Having frequented the saucily named Pink Taco (in the Hard Rock Hotel, 702-693-5525) for a number of years, I’ve grown comfortable ordering the same thing: sabana de pollo, thinly pounded chicken breast topped with black beans, sautéed onions and Serrano peppers, always asking for fresh-made flour tortillas on the side as a vehicle. But the Mexican joint has launched a few more items that might have me reconsidering my favorite, including the Sonoran street dog ($14). It’s essentially a thick foot-long wrapped in bacon, then topped with caramelized onions and jalapeno relish. One small criticism: It lacks a few classic items you’d find on the North Mexican version, such as mayonnaise, pinto beans and the big, doughy bun. This might be the first time a dish that has been translated to Las Vegas has ever been dialed down.
Should you venture out to the Linq and want a taste of home (which, granted, isn’t too far away), there’s the new Off the Strip (702-331-6800) on the promenade. While the menu is not nearly as big as that at the original bistro (10670 S. Highlands Pkwy., 702-202-2448), the staff at the Linq location said they were in the process of rolling out some more locals favorites. Following my server’s direction, I went off-menu and got down on a bone-in pork chop, a secret item dressed with a smoky cream sauce and served atop a bed of creamy mashed potatoes. My dining companion did the same, with a rich plate of short-rib ravioli in a dark Bordelaise sauce. I can see why these two hearty dishes are so popular at both locations.

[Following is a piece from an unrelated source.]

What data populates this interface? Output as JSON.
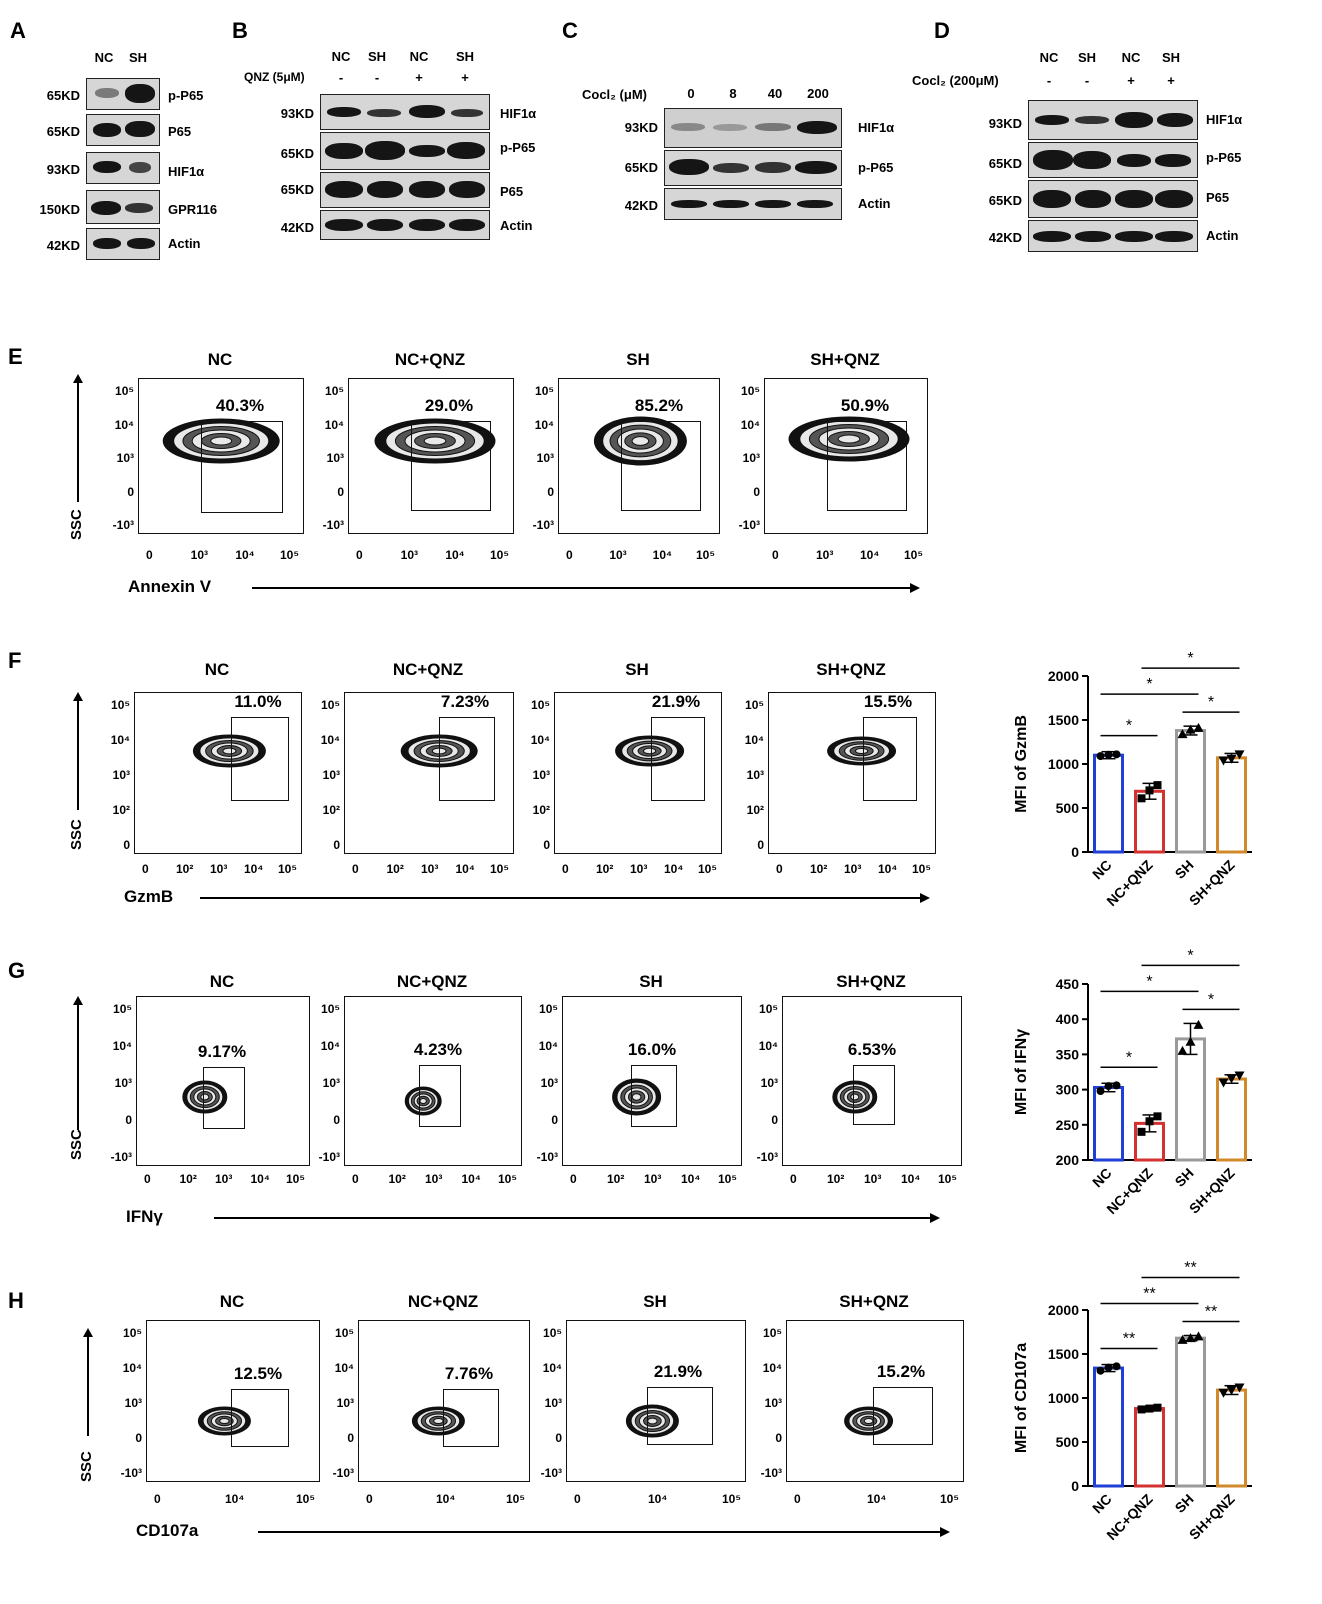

On the subject of oldies-but-goodies, I made it back to Forte (4180 S. Rainbow Blvd., 702-220-3876) to sample the new breakfast offerings. While the Spanish and Over the Pond breakfast selections seemed passable, we were definitely more interested in the morning dishes from even farther East. The banitza—crisp phyllo dough layered with eggs, feta cheese and butter—is crispy, salty and tangy all at once, while langos was the simplest of fried dough topped with melted, mild kashkaval cheese, both served with copious amounts of sour cream. The spinach and cheese-stuffed waffle is a meal in and of itself, topped with a poached egg, chunks of bacon and breakfast gravy made from butifarra sausage that’s made in-house. Is this really how they do mornings in the old country?